NEW DELHI: Traders’ body CAIT has told the NCLAT that Walmart has been found “guilty of predatory behaviour” in countries like Germany, Mexico and South Africa and “may repeat such behaviour in India” through its acquisition of online major Flipkart. The Confederation of All India Traders (CAIT), which has challenged the CCI’s approval of Walmart’s $16 billion acquisition of Flipkart, in its reply filed before the NCLAT has said that the US retail major “may cause an appreciable adverse effect on competition” in the domestic market post combination as its “predatory tendencies” would be on a much larger scale .
Wal-Mart International Holdings Inc, however, in a separate reply has said its business model and activities in India were different of Flipkart’s. Moreover, on account of FDI restrictions, Walmart India can not engage in selling directly to consumers.
Even in business segments, where there is an overlap with Flipkart, Walmart said the “combined market share of Flipkart and Walmart in the market of B2B sales are less than five per cent and the incremental change in the market shares as a result of this transaction is less than 0.5 per cent”.
It further said that product offerings of Walmart and Flipkart are different in B2B sales where there is an overlap.
“… the product line for the parties are largely different. While Walmart India’s focus is on food and grocery products, Flipkart B2B entities major sales are in mobile, other electronic and lifestyle, which are an extremely small part of Walmart India portfolio.”
Wal-Mart International Holdings Inc, a subsidiary of Walmart Inc, also said that the FDI policy 2017 restricts Walmart to do B2C sales whether offline or online as seller or any end-consumer market place based e-commerce platform, including on Flipkart marketplace platforms, which also include Myatra, jabong and ebay.in.
Earlier, on September 6, the NCLAT which is also an appellate authority over the Competition Commission of India (CCI), has asked Wal-Mart International Holdings Inc to file a reply before it explaining way of doing business in India.
The CAIT, which has filed an appeal before the National Company Law Appellate Tribunal (NCLAT) challenging the go-ahead by the Competition Commission of India (CCI) on Walmart’s acquisition of home-grown Flipkart, was also asked to file its understanding over the Walmart’s business model in India.
The NCLAT had directed to list the matter on October 5 ‘for admission’ of CAIT petition opposing approval granted by the CCI on August 8 to the Walmart-Flipkart deal.
In its reply, trader’s body has said this deal may eliminate smaller players in the market and is a matter of concern for them as they are financially incapable of competing at such low price levels.
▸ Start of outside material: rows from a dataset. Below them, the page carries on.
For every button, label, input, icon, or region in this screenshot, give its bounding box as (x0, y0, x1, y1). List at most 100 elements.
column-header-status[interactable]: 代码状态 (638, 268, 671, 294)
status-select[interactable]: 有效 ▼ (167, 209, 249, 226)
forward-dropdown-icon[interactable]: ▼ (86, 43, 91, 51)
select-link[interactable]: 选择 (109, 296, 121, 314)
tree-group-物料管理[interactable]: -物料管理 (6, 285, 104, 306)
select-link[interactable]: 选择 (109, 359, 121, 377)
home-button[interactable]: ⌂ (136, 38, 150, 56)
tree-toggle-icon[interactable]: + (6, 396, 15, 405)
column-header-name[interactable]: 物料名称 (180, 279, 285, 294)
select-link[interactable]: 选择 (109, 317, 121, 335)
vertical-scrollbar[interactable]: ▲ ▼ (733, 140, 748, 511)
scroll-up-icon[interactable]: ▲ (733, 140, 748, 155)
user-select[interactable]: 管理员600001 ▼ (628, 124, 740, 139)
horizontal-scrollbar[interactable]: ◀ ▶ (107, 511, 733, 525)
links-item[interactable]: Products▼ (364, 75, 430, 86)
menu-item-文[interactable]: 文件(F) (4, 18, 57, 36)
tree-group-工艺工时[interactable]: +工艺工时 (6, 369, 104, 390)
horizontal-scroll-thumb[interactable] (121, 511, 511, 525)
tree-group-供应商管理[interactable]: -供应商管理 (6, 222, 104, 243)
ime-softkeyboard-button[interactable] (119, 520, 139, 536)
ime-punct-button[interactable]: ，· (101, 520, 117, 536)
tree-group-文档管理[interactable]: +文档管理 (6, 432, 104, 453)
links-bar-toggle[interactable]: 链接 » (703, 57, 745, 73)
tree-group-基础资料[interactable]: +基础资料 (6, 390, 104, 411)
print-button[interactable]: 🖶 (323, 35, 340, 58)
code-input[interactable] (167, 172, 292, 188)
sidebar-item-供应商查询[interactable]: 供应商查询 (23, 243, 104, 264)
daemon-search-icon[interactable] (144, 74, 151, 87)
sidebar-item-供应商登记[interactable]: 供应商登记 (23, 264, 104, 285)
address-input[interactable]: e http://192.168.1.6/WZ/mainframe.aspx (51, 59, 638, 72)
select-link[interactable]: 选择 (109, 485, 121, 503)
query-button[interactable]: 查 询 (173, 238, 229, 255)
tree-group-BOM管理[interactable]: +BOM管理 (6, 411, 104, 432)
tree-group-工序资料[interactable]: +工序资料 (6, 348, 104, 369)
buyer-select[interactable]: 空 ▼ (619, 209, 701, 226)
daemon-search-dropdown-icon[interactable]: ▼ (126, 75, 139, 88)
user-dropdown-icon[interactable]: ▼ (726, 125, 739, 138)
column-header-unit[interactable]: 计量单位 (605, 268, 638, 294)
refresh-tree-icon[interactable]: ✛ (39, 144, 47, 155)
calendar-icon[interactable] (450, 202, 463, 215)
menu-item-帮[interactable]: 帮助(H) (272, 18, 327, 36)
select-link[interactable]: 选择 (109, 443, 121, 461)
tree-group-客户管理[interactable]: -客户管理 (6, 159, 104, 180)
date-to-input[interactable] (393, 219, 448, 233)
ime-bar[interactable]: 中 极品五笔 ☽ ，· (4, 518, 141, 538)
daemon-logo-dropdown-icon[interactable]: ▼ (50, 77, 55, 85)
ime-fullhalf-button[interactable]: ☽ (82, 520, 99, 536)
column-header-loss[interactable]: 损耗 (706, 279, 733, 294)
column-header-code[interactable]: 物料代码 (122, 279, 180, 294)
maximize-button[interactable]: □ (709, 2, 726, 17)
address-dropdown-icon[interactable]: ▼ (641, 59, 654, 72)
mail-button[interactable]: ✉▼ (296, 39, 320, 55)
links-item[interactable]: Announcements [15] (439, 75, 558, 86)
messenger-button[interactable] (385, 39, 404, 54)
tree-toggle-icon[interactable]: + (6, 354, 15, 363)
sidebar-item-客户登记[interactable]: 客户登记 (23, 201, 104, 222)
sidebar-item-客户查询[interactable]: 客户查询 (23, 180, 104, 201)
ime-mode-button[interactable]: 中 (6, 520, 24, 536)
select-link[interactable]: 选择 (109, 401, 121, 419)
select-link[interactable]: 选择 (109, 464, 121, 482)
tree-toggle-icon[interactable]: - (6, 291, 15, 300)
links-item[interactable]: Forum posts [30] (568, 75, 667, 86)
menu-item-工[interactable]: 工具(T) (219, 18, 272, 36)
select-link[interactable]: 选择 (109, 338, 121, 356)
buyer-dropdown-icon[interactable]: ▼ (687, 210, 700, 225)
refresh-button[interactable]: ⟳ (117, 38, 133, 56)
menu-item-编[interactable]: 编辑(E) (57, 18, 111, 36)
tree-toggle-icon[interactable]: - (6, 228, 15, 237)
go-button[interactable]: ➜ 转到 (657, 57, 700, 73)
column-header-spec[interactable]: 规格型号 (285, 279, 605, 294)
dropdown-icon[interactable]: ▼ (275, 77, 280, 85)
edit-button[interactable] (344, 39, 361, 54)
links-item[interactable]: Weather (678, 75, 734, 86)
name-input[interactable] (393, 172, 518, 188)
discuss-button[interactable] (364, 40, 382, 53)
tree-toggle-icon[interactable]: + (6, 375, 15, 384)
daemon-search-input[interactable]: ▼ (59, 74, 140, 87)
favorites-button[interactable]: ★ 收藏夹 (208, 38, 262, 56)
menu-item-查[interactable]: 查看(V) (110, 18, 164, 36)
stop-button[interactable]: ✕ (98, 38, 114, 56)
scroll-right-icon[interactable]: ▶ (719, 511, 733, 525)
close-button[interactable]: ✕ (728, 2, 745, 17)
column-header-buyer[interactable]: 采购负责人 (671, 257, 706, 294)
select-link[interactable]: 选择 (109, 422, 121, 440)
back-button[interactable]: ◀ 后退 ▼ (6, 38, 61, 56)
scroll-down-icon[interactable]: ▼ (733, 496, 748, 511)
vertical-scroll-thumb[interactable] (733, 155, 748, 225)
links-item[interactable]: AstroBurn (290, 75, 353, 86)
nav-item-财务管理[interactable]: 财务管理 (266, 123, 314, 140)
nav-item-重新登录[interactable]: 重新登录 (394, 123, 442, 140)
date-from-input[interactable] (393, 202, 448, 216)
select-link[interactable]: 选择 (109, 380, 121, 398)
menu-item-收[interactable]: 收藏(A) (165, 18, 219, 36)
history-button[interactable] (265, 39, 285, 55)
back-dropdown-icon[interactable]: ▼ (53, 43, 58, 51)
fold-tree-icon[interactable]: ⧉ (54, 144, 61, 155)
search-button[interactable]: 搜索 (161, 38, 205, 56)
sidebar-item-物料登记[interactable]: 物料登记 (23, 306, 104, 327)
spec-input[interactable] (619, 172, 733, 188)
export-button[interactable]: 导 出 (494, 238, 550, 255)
According to it, Walmart was found guilty of ‘predatory pricing’ in Germany in 2003. While, in Mexico, Mexico’s antitrust authority COFECE blocked Walmex (Wal-mart’s Mexican entity) from acquiring certain retail stores of its main competitor Soriana.
“In South Africa, in an appeal against a merger between Walmart and Massmart, the South African authorities observed that Walmart’s activities tend to affect small and medium sized enterprises,” it said.
According CAIT, it is a “matter of concern” that “Walmart may repeat such behaviour in India as well combined with India’s largest e-commerce portal Flipkart”.
“It is unfortunate that despite the Act mandating an examination of combinations on the basis of the likelihood of an AAEC, the CCI has only considered the pre-merger overlaps and status quo while passing the Section 31 order instead of looking at the possible anti-competitive concerns that may arise based on the past conduct of Flipkart and Walmart in India and other jurisdictions, despite categorically noting that the activities of Flipkart may need to be examined under Section 3(4) of the Act,” it said.
Earlier, on August 18 Walmart had informed that it has completed deal with Flipkart and holds 77 per cent stake in the Indian e-commerce major.
Besides, the Bentonville giant’s investment includes $2 billion of new equity funding to help accelerate the growth of the Flipkart business.
Walmart India, a wholly-owned subsidiary of Walmart Inc, owns and operates 21 Best Price Modern Wholesale stores in eight states in India.